Estudantes universitários desvendam mistério de 180 anos com DNA e jornais antigos

2026-05-13T19:23:05.338082+00:00

Quando o Mar Revela Seus Segredos

Pense em achar um crânio na praia. Arrepiante, não? Agora imagine mais ossos do mesmo corpo aparecendo em praias diferentes ao longo de 18 anos. Foi isso que rolou em Nova Jersey, nos EUA. Por décadas, ninguém soube de quem eram aqueles restos. Até 2025, quando a resposta veio à tona.

O Enigma do Homem Espalhado

Tudo começou em 1995. Um crânio surgiu na costa de Longport. As autoridades ficaram sem entender. Em 1999, ossos extras apareceram a menos de três quilômetros dali. Depois, em 2013, mais pedaços. O caso ganhou o apelido sombrio de "Homem Espalhado John Doe".

Quem seria? Marinheiro? Vítima de naufrágio? Crime? As pistas eram poucas. E a tecnologia de DNA da época não ajudava.

Os Detetives Estudantes Entram em Cena

Em 2023, a polícia estadual de Nova Jersey mudou de tática. Fez parceria com o Centro de Genealogia Genética Investigativa da Ramapo College. Não eram agentes do FBI ou experts forenses. Eram alunos, voluntários, treinados em análise de DNA e pesquisa genealógica.

Eles tiraram DNA dos ossos velhos e jogaram o perfil em bancos de dados públicos. Aí veio a caçada: árvores genealógicas, registros antigos, tudo para achar parentes.

A Descoberta Inesperada

Os estudantes ligaram a linhagem a Connecticut, no século 17. Mas o pulo do gato veio de algo bem antigo: jornais de 1844.
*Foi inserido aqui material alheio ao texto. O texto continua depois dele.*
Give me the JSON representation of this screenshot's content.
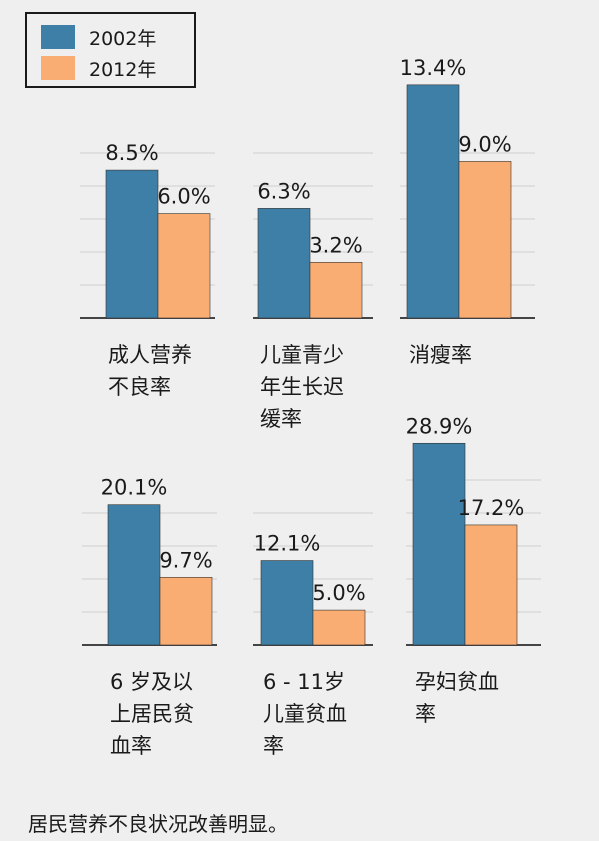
{
  "colors": {
    "series_2002": "#3d7fa6",
    "series_2012": "#f9ad73",
    "grid": "#cfcfcf",
    "axis": "#444444"
  },
  "legend": {
    "items": [
      {
        "label": "2002年",
        "color": "#3d7fa6"
      },
      {
        "label": "2012年",
        "color": "#f9ad73"
      }
    ]
  },
  "footer": "居民营养不良状况改善明显。",
  "chart_data": {
    "type": "bar",
    "series": [
      {
        "name": "2002年",
        "values": [
          8.5,
          6.3,
          13.4,
          20.1,
          12.1,
          28.9
        ]
      },
      {
        "name": "2012年",
        "values": [
          6.0,
          3.2,
          9.0,
          9.7,
          5.0,
          17.2
        ]
      }
    ],
    "categories": [
      [
        "成人营养",
        "不良率"
      ],
      [
        "儿童青少",
        "年生长迟",
        "缓率"
      ],
      [
        "消瘦率"
      ],
      [
        "6 岁及以",
        "上居民贫",
        "血率"
      ],
      [
        "6 - 11岁",
        "儿童贫血",
        "率"
      ],
      [
        "孕妇贫血",
        "率"
      ]
    ],
    "value_labels": [
      [
        "8.5%",
        "6.3%",
        "13.4%",
        "20.1%",
        "12.1%",
        "28.9%"
      ],
      [
        "6.0%",
        "3.2%",
        "9.0%",
        "9.7%",
        "5.0%",
        "17.2%"
      ]
    ],
    "grid": true,
    "legend_position": "top-left"
  }
}
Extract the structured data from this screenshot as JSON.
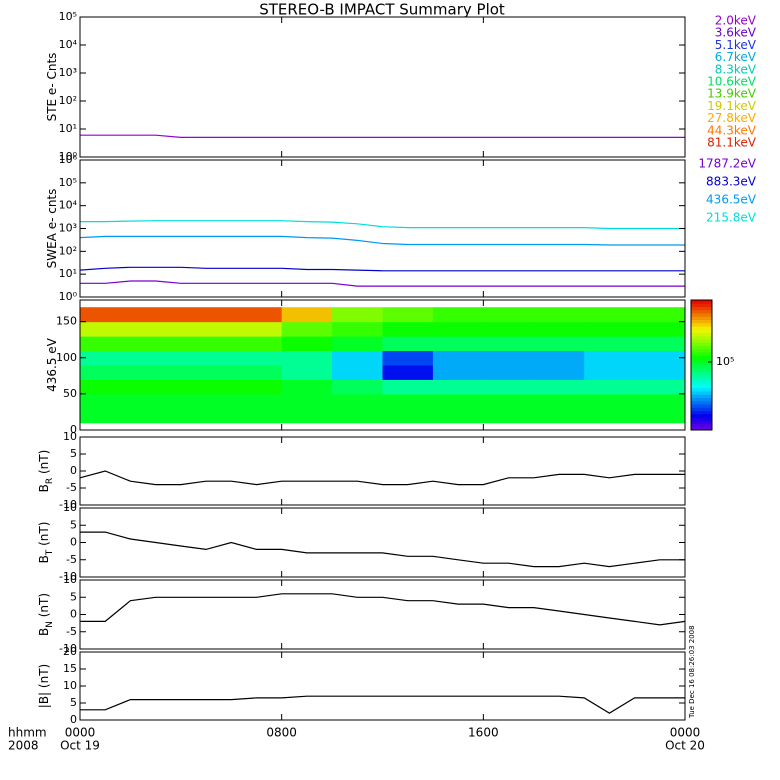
{
  "chart_data": {
    "type": "stacked-panels",
    "title": "STEREO-B IMPACT Summary Plot",
    "x": [
      0,
      1,
      2,
      3,
      4,
      5,
      6,
      7,
      8,
      9,
      10,
      11,
      12,
      13,
      14,
      15,
      16,
      17,
      18,
      19,
      20,
      21,
      22,
      23,
      24
    ],
    "xlim": [
      0,
      24
    ],
    "xticks": [
      {
        "value": 0,
        "label": "0000"
      },
      {
        "value": 8,
        "label": "0800"
      },
      {
        "value": 16,
        "label": "1600"
      },
      {
        "value": 24,
        "label": "0000"
      }
    ],
    "x_dates": [
      {
        "value": 0,
        "label": "Oct 19"
      },
      {
        "value": 24,
        "label": "Oct 20"
      }
    ],
    "x_caption": [
      "hhmm",
      "2008"
    ],
    "timestamp": "Tue Dec 16 08:26:03 2008",
    "panels": [
      {
        "type": "line",
        "y_label": [
          "STE e- Cnts"
        ],
        "log": true,
        "ylim": [
          1,
          100000
        ],
        "yticks": [
          {
            "value": 1,
            "label": "10⁰"
          },
          {
            "value": 10,
            "label": "10¹"
          },
          {
            "value": 100,
            "label": "10²"
          },
          {
            "value": 1000,
            "label": "10³"
          },
          {
            "value": 10000,
            "label": "10⁴"
          },
          {
            "value": 100000,
            "label": "10⁵"
          }
        ],
        "series": [
          {
            "name": "2.0keV",
            "color": "#9900cc",
            "values": [
              6,
              6,
              6,
              6,
              5,
              5,
              5,
              5,
              5,
              5,
              5,
              5,
              5,
              5,
              5,
              5,
              5,
              5,
              5,
              5,
              5,
              5,
              5,
              5,
              5
            ]
          },
          {
            "name": "3.6keV",
            "color": "#6600cc"
          },
          {
            "name": "5.1keV",
            "color": "#2233dd"
          },
          {
            "name": "6.7keV",
            "color": "#00aadd"
          },
          {
            "name": "8.3keV",
            "color": "#00ccbb"
          },
          {
            "name": "10.6keV",
            "color": "#00dd66"
          },
          {
            "name": "13.9keV",
            "color": "#44cc00"
          },
          {
            "name": "19.1keV",
            "color": "#cccc00"
          },
          {
            "name": "27.8keV",
            "color": "#ffaa00"
          },
          {
            "name": "44.3keV",
            "color": "#ff7700"
          },
          {
            "name": "81.1keV",
            "color": "#dd2200"
          }
        ]
      },
      {
        "type": "line",
        "y_label": [
          "SWEA e- cnts"
        ],
        "log": true,
        "ylim": [
          1,
          1000000
        ],
        "yticks": [
          {
            "value": 1,
            "label": "10⁰"
          },
          {
            "value": 10,
            "label": "10¹"
          },
          {
            "value": 100,
            "label": "10²"
          },
          {
            "value": 1000,
            "label": "10³"
          },
          {
            "value": 10000,
            "label": "10⁴"
          },
          {
            "value": 100000,
            "label": "10⁵"
          },
          {
            "value": 1000000,
            "label": "10⁶"
          }
        ],
        "series": [
          {
            "name": "1787.2eV",
            "color": "#7700cc",
            "values": [
              4,
              4,
              5,
              5,
              4,
              4,
              4,
              4,
              4,
              4,
              4,
              3,
              3,
              3,
              3,
              3,
              3,
              3,
              3,
              3,
              3,
              3,
              3,
              3,
              3
            ]
          },
          {
            "name": "883.3eV",
            "color": "#0000cc",
            "values": [
              15,
              18,
              20,
              20,
              20,
              18,
              18,
              18,
              18,
              16,
              16,
              15,
              14,
              14,
              14,
              14,
              14,
              14,
              14,
              14,
              14,
              14,
              14,
              14,
              14
            ]
          },
          {
            "name": "436.5eV",
            "color": "#0099ee",
            "values": [
              400,
              450,
              450,
              450,
              450,
              450,
              450,
              450,
              450,
              400,
              380,
              300,
              220,
              200,
              200,
              200,
              200,
              200,
              200,
              200,
              200,
              190,
              190,
              190,
              190
            ]
          },
          {
            "name": "215.8eV",
            "color": "#00dddd",
            "values": [
              2000,
              2000,
              2100,
              2200,
              2200,
              2200,
              2200,
              2200,
              2200,
              2000,
              1900,
              1600,
              1200,
              1100,
              1100,
              1100,
              1100,
              1100,
              1100,
              1100,
              1100,
              1000,
              1000,
              1000,
              1000
            ]
          }
        ]
      },
      {
        "type": "heatmap",
        "y_label": [
          "436.5 eV"
        ],
        "ylim": [
          0,
          180
        ],
        "yticks": [
          0,
          50,
          100,
          150
        ],
        "x_edges": [
          0,
          2,
          4,
          6,
          8,
          10,
          12,
          14,
          16,
          18,
          20,
          22,
          24
        ],
        "y_edges": [
          10,
          30,
          50,
          70,
          90,
          110,
          130,
          150,
          170
        ],
        "z": [
          [
            100000,
            100000,
            110000,
            90000,
            80000,
            120000,
            160000,
            250000
          ],
          [
            100000,
            100000,
            110000,
            90000,
            80000,
            120000,
            160000,
            250000
          ],
          [
            100000,
            100000,
            110000,
            90000,
            80000,
            120000,
            160000,
            250000
          ],
          [
            100000,
            100000,
            110000,
            90000,
            80000,
            120000,
            160000,
            250000
          ],
          [
            100000,
            100000,
            100000,
            80000,
            80000,
            110000,
            130000,
            200000
          ],
          [
            100000,
            100000,
            90000,
            60000,
            60000,
            100000,
            120000,
            140000
          ],
          [
            100000,
            100000,
            80000,
            40000,
            45000,
            90000,
            110000,
            130000
          ],
          [
            100000,
            100000,
            80000,
            55000,
            55000,
            90000,
            110000,
            120000
          ],
          [
            100000,
            100000,
            80000,
            55000,
            55000,
            90000,
            110000,
            120000
          ],
          [
            100000,
            100000,
            80000,
            55000,
            55000,
            90000,
            110000,
            120000
          ],
          [
            100000,
            100000,
            80000,
            60000,
            60000,
            90000,
            110000,
            120000
          ],
          [
            100000,
            100000,
            80000,
            60000,
            60000,
            90000,
            110000,
            120000
          ]
        ],
        "zlim": [
          30000,
          300000
        ],
        "zticks": [
          {
            "value": 100000,
            "label": "10⁵"
          }
        ]
      },
      {
        "type": "line",
        "y_label": [
          "B",
          "R",
          " (nT)"
        ],
        "ylim": [
          -10,
          10
        ],
        "yticks": [
          -10,
          -5,
          0,
          5,
          10
        ],
        "series": [
          {
            "color": "#000000",
            "values": [
              -2,
              0,
              -3,
              -4,
              -4,
              -3,
              -3,
              -4,
              -3,
              -3,
              -3,
              -3,
              -4,
              -4,
              -3,
              -4,
              -4,
              -2,
              -2,
              -1,
              -1,
              -2,
              -1,
              -1,
              -1
            ]
          }
        ]
      },
      {
        "type": "line",
        "y_label": [
          "B",
          "T",
          " (nT)"
        ],
        "ylim": [
          -10,
          10
        ],
        "yticks": [
          -10,
          -5,
          0,
          5,
          10
        ],
        "series": [
          {
            "color": "#000000",
            "values": [
              3,
              3,
              1,
              0,
              -1,
              -2,
              0,
              -2,
              -2,
              -3,
              -3,
              -3,
              -3,
              -4,
              -4,
              -5,
              -6,
              -6,
              -7,
              -7,
              -6,
              -7,
              -6,
              -5,
              -5
            ]
          }
        ]
      },
      {
        "type": "line",
        "y_label": [
          "B",
          "N",
          " (nT)"
        ],
        "ylim": [
          -10,
          10
        ],
        "yticks": [
          -10,
          -5,
          0,
          5,
          10
        ],
        "series": [
          {
            "color": "#000000",
            "values": [
              -2,
              -2,
              4,
              5,
              5,
              5,
              5,
              5,
              6,
              6,
              6,
              5,
              5,
              4,
              4,
              3,
              3,
              2,
              2,
              1,
              0,
              -1,
              -2,
              -3,
              -2
            ]
          }
        ]
      },
      {
        "type": "line",
        "y_label": [
          "|B| (nT)"
        ],
        "ylim": [
          0,
          20
        ],
        "yticks": [
          0,
          5,
          10,
          15,
          20
        ],
        "series": [
          {
            "color": "#000000",
            "values": [
              3,
              3,
              6,
              6,
              6,
              6,
              6,
              6.5,
              6.5,
              7,
              7,
              7,
              7,
              7,
              7,
              7,
              7,
              7,
              7,
              7,
              6.5,
              2,
              6.5,
              6.5,
              6.5
            ]
          }
        ]
      }
    ]
  }
}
Dois artigos contavam do naufrágio do navio Oriental. Carregava 60 toneladas de mármore de Connecticut para Filadélfia. Furou perto de Brigantine Shoal, afundou em águas rasas. Os cinco tripulantes morreram.

O capitão era Henry Goodsell, 29 anos.

DNA Fecha o Caso

O perfil genético bateu com descendentes de Goodsell. A polícia pegou uma amostra de um bisneto e confirmou tudo em 8 de abril de 2025.

Depois de 180 anos, Henry recuperou seu nome. Trinta anos como mistério resolvidos.

Por Que Isso Impressiona

Esse caso destaca pontos chave. Primeiro, a genealogia genética moderna resolve enigmas do século 19. O que era ficção científica agora une ossos a famílias e fecha histórias antigas.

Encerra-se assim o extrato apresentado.